Sejak kecil, Limwa terkenal cerdas dan berbakat. Ia juga sangat disayang oleh orang tuanya.
Sang ayah pun memfasilitasi Limwa agar tumbuh optimal dengan bakat-bakat yang dimilikinya.
Mengutip Instagram @amazingmalang, Rabu (24/4/2024), seiring bertambahnya usia, Limwa menunjukkan bakat kepemimpinannya. Dia selalu berusaha membantu orang lain dan berhasil menyelesaikan masalah.
Masa Dewasa
Raja Dewasimha sangat bangga kepada putranya. Ia memberikan pelatihan khusus kepada Limwa untuk mempersiapkannya menjadi raja di masa depan.
Berkat perhatian orang tuanya, Limawa menjadi pemuda agah berani dan penuh kasih sayang .

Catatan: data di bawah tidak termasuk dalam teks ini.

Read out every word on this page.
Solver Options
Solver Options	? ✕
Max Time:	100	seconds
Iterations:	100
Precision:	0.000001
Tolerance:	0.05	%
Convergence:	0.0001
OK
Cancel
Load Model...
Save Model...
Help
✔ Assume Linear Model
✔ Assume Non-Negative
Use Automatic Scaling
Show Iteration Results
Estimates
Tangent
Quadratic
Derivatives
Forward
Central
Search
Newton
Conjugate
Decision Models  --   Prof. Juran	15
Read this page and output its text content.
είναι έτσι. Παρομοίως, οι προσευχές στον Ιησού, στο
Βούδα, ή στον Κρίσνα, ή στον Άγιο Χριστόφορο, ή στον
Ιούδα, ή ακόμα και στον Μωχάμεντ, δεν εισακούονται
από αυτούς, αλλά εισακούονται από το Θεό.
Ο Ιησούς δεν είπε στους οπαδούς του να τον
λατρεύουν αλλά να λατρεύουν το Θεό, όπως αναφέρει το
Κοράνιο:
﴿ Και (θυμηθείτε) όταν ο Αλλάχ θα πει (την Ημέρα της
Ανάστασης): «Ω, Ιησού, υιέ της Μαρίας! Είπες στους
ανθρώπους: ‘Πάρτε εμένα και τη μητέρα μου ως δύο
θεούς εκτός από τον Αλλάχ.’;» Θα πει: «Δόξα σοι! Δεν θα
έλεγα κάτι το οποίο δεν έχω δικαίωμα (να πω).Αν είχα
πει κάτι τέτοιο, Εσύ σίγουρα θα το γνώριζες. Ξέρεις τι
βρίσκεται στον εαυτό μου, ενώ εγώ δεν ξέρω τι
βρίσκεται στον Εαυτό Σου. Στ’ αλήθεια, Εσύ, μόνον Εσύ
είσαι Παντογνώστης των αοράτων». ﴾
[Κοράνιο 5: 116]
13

Kelak, Pangeran Limwa mewarisi takhta ayahnya sebagai Raja Kanjuruhan dan dikenal sebagai Gajayana. Pada masa kepemimpinannya, Kerajaan Kanjuruhan mengalami perkembangan pesat.
Dicintai Rakyat
Raja yang memiliki gelar bangsawan Gajayanalingga Jagatnata ini sangat dicintai oleh para brahmana dan rakyatnya karena membawa ketenteraman di seluruh negeri.

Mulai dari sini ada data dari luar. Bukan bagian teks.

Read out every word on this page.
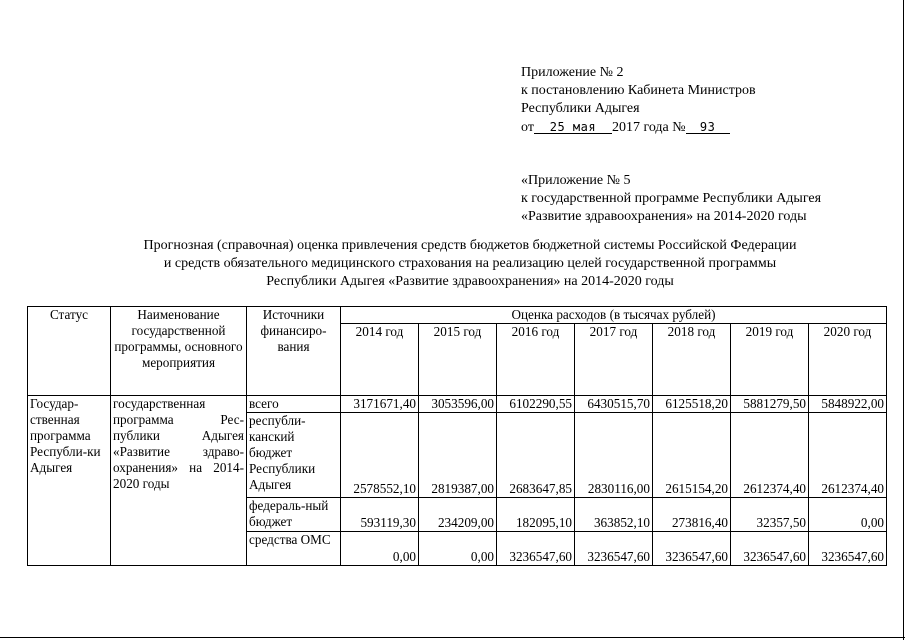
Приложение № 2
к постановлению Кабинета Министров
Республики Адыгея
от 25 мая 2017 года № 93
«Приложение № 5
к государственной программе Республики Адыгея
«Развитие здравоохранения» на 2014-2020 годы
Прогнозная (справочная) оценка привлечения средств бюджетов бюджетной системы Российской Федерации
и средств обязательного медицинского страхования на реализацию целей государственной программы
Республики Адыгея «Развитие здравоохранения» на 2014-2020 годы
Статус	Наименование государственной программы, основного мероприятия	Источники финансиро-вания	Оценка расходов (в тысячах рублей)						
			2014 год	2015 год	2016 год	2017 год	2018 год	2019 год	2020 год
Государ-ственная программа Республи-ки Адыгея	государственная программа Рес-публики Адыгея «Развитие здраво-охранения» на 2014-2020 годы	всего	3171671,40	3053596,00	6102290,55	6430515,70	6125518,20	5881279,50	5848922,00
		республи-канский бюджет Республики Адыгея	2578552,10	2819387,00	2683647,85	2830116,00	2615154,20	2612374,40	2612374,40
		федераль-ный бюджет	593119,30	234209,00	182095,10	363852,10	273816,40	32357,50	0,00
		средства ОМС	0,00	0,00	3236547,60	3236547,60	3236547,60	3236547,60	3236547,60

Mengutip situs resmi Kelurahan Sumbersari Kota Malang, pada masa kepemimpinan Gajayana, rakyat hidup aman, tenteram, dan terhindar dari malapetaka serta upaya pemberontakan.
Pemerintahan
Gajayana berkuasa selama 29 tahun (760-789). Gajayana beristrikan Dewi Setrawati, anak pribumi desa Kanjuruhan. Di desa inilah Gajayana mendirikan istana dan sejak itu pusat pemerintahan pindah ke Kanjuruhan.

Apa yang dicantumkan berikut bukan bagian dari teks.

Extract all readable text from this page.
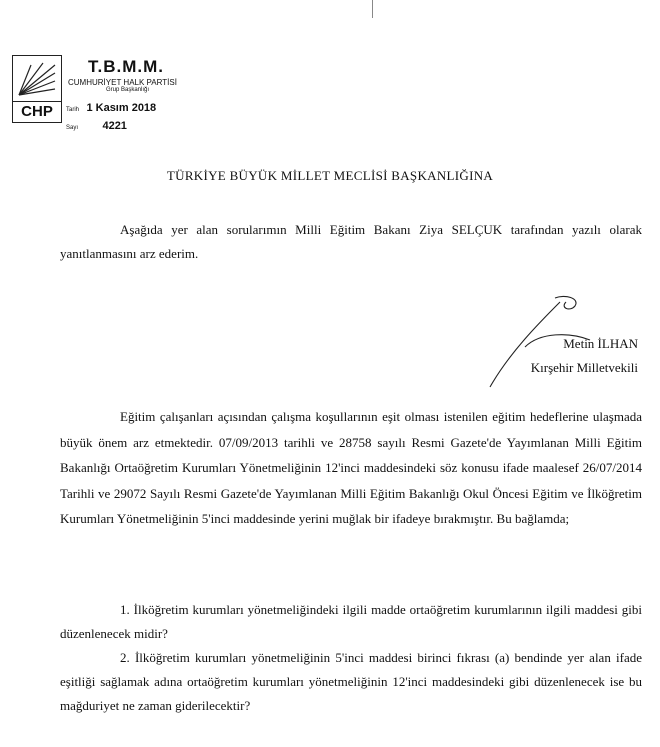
CHP
T.B.M.M.
CUMHURİYET HALK PARTİSİ
Grup Başkanlığı
Tarih 1 Kasım 2018
Sayı 4221
TÜRKİYE BÜYÜK MİLLET MECLİSİ BAŞKANLIĞINA
Aşağıda yer alan sorularımın Milli Eğitim Bakanı Ziya SELÇUK tarafından yazılı olarak yanıtlanmasını arz ederim.
Metin İLHAN
Kırşehir Milletvekili
Eğitim çalışanları açısından çalışma koşullarının eşit olması istenilen eğitim hedeflerine ulaşmada büyük önem arz etmektedir. 07/09/2013 tarihli ve 28758 sayılı Resmi Gazete'de Yayımlanan Milli Eğitim Bakanlığı Ortaöğretim Kurumları Yönetmeliğinin 12'inci maddesindeki söz konusu ifade maalesef 26/07/2014 Tarihli ve 29072 Sayılı Resmi Gazete'de Yayımlanan Milli Eğitim Bakanlığı Okul Öncesi Eğitim ve İlköğretim Kurumları Yönetmeliğinin 5'inci maddesinde yerini muğlak bir ifadeye bırakmıştır. Bu bağlamda;
1. İlköğretim kurumları yönetmeliğindeki ilgili madde ortaöğretim kurumlarının ilgili maddesi gibi düzenlenecek midir?
2. İlköğretim kurumları yönetmeliğinin 5'inci maddesi birinci fıkrası (a) bendinde yer alan ifade eşitliği sağlamak adına ortaöğretim kurumları yönetmeliğinin 12'inci maddesindeki gibi düzenlenecek ise bu mağduriyet ne zaman giderilecektir?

Gajayana memiliki putri bernama Satyadarmika yang menikah dengan dyah Sangkhara atau Rakai Panangkaran Sri Maharaja Tejahpurnapana Panangkarana, raja Mataram di Jawa Tengah (754-782). Dari pernikahan itu lahirlah Dyah Panunggalan.
Mengutip Wikipedia,Rakai Panunggalan berkuasa di bagian utara Jawa, yaitu di daerah Mamratipura (Medang) selama 18 tahun (782-800). Ada dugaan raja inilah yang menyatukan Kanjuruhan dengan Mataram, sepeninggal Gajayana wafat tahun 789.
Dugaan ini didasarkan pada namanya Panunggalan, yang berarti ‘penyatuan’.